1929 Carle LORENZETTI diana huntress

Carlo LORENZETTI (1858-1945)

Diana Huntress.
Aluminim (Please read below. This sculpture is of great interest due to the very avant-garde material used in 1929. An exhibition, where our work was exhibited, was recently devoted to this subject in Italy.)
Signed.
53cm high. 31cm width.

Litterature :
Catalog exhibition « Alluminio. Tra Futurismo e Contemporaneità » (Montevarchi, 2013)
(Aluminum. Between Futurism and Contemporaneity, a journey through Italian sculpture on the thread of the material)

The presence of this work, the Diane Chasseresse, in the exhibition 'Alluminio. Tra Futurismo e Contemporaneità' (Montevarchi, 2013) is essential to understanding its historical and aesthetic importance. This major retrospective, which traced the use of aluminum in Italian sculpture from Futurism to the contemporary period, highlighted the deliberate and avant-garde choice of this material by Lorenzetti. Aluminum, light, ductile, and born from industrial processes, embodies modernity, breaking with the classical canons of bronze or marble. Far from being a substitute, it is presented by the catalogue as an 'avant-garde medium' directly linked to the spirit of innovation of the early 20th century. By employing this metal, the work aligns itself with the approach of artists who made aluminum the symbol of speed, industry, and novelty, thereby validating the Diane Chasseresse as a key piece in this modern sculptural history..

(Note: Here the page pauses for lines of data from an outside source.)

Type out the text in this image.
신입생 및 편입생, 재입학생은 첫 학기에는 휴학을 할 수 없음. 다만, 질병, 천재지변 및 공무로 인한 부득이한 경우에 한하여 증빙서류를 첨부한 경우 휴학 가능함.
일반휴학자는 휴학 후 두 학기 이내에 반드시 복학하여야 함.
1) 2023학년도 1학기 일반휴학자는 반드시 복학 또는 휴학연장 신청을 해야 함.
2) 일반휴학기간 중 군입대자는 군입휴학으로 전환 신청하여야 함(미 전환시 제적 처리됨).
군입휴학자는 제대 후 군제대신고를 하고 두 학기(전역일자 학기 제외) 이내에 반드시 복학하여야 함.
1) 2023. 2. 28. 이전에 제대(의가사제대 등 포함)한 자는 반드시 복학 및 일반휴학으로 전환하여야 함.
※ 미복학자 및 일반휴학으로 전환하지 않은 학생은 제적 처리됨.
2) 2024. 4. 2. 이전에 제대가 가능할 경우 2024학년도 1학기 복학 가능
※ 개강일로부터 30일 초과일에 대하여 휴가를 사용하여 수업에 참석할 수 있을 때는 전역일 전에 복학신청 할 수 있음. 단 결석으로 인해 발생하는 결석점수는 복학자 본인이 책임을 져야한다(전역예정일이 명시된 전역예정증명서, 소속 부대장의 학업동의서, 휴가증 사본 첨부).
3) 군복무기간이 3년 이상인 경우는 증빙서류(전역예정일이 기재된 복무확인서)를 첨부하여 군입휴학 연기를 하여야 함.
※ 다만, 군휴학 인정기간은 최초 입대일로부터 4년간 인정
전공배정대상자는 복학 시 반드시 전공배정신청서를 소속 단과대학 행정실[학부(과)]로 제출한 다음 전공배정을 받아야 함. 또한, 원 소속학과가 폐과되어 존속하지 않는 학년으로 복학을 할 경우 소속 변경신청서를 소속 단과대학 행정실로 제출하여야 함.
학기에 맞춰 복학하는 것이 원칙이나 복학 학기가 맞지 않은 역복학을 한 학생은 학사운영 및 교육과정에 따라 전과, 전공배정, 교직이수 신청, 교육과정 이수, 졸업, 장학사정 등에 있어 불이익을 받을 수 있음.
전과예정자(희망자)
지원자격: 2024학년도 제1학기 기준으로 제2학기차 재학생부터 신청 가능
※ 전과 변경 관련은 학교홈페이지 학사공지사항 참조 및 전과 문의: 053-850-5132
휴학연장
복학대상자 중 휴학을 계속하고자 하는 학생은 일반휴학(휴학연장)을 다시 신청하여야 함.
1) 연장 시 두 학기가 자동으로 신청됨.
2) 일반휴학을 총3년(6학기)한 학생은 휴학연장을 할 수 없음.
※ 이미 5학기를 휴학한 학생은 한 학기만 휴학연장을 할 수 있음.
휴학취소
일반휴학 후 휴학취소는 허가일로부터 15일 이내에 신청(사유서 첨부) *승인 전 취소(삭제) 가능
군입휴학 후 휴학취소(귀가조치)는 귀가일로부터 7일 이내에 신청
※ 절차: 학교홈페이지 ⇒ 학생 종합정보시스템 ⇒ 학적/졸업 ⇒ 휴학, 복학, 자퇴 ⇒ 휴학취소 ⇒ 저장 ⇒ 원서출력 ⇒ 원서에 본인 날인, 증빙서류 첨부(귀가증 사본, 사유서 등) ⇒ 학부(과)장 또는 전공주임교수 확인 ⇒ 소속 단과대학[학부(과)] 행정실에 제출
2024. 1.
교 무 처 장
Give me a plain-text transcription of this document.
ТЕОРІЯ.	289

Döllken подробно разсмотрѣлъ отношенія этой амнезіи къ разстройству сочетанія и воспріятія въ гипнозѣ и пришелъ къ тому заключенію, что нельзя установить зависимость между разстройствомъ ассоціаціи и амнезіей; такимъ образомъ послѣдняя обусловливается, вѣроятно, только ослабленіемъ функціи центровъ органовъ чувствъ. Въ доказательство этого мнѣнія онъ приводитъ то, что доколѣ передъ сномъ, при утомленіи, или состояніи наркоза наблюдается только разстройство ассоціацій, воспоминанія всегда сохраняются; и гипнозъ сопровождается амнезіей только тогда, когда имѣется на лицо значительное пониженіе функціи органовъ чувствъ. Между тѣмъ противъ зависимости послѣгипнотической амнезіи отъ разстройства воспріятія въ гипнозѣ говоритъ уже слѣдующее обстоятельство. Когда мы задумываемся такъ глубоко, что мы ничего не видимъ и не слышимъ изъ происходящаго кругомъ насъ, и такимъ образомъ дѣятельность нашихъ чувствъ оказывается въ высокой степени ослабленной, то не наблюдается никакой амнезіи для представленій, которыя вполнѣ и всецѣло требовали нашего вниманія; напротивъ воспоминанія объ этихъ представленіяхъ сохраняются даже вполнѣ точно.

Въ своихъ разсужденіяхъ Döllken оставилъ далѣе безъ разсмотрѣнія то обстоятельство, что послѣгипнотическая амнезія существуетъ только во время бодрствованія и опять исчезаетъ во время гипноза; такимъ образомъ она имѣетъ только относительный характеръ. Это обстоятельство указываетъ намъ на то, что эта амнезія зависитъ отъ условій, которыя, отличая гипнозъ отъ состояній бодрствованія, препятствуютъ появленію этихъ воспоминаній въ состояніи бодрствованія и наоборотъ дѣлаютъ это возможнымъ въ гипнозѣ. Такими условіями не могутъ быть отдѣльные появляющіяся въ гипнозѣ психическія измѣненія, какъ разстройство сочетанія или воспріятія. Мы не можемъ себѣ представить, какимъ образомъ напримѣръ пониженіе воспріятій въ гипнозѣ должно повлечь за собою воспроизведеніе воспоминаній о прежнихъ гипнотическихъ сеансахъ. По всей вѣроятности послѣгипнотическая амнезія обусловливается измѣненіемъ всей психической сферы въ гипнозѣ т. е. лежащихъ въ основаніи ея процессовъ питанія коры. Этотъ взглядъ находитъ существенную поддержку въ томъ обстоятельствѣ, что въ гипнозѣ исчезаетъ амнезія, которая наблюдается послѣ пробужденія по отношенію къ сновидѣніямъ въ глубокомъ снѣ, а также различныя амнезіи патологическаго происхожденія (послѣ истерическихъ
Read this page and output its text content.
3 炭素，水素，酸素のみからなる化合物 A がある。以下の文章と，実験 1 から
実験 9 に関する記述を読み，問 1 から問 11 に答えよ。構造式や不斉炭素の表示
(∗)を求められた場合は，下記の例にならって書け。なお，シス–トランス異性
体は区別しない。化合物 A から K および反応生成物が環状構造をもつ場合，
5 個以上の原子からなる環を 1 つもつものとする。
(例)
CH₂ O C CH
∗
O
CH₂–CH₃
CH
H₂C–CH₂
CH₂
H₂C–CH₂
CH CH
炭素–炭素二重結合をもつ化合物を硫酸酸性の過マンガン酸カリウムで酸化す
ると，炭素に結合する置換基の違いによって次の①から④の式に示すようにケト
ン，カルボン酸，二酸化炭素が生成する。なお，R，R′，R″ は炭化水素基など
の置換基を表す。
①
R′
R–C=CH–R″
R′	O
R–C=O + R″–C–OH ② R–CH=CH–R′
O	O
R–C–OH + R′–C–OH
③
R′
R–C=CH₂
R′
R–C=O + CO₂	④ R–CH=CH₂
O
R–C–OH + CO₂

Here is a summary of the entry/catalogue note for the sculpture

Carlo Lorenzetti was one of the most active sculptors on the Venetian art scene between the late 19th and early 20th centuries. With a solid academic background (in the tradition of realism), he established himself as a highly regarded author of official portraits and honorary plaques.

His work is characterized by the naturalistic fidelity of the physiognomies, combined with a love for ornamental detail inherited from his youth apprenticeship as a woodcarver and decorator. This latter skill earned him an appointment as a professor at the Venetian School of Applied Art to Industry.

Throughout his career, Lorenzetti proved capable of adopting new stylistic influences. In his later years, he incorporated Art Deco (déco) formal solutions and was sensitive to the aesthetic dictates promoted by Giò Ponti in the magazine « Domus ».

It was in this very magazine, in 1929, that a photographic reproduction of the sculptural group « Diana cacciatrice » (Diana the Huntress) appeared.

The Diana cacciatrice Sculpture
The artwork presented at the exhibition (the aluminum version) is clearly a faithful copy of the original sculpted group, dated to 1929 or the period immediately following.

This period corresponds to the time when the use of aluminum was being experimented with in decorative interior sculpture (highlighting its avant-garde nature).

A bronze variant of the work (featuring a doe behind the goddess) has recently been sold at auction.

In defining the figure and its peculiar relationship with the leaping doe at her feet, Lorenzetti appears to have referenced the distant and essential Hellenistic iconography of the 'Diana' preserved in the Louvre, but filtered this influence through the recent stylistic treatments of animal subjects by artists like Libero Andreotti. There is also a possible Neo-Eighteenth Century taste (neo-settecentesco) that surfaced in early 20th-century Italian sculpture.

The publication of this bronze miniature of the Diana cacciatrice evidently sparked the interest of the Faenza ceramist Pietro Melandri, who created at least two majolica (faience) copies, along with a polychrome tile and a medallion, during the 1930s.

In summary, the note positions Lorenzetti as an academic sculptor capable of evolving toward modernism (Deco) and confirms that the aluminum version of his Diana cacciatrice is a historically significant piece linked to the experimentation of this new material in decorative art.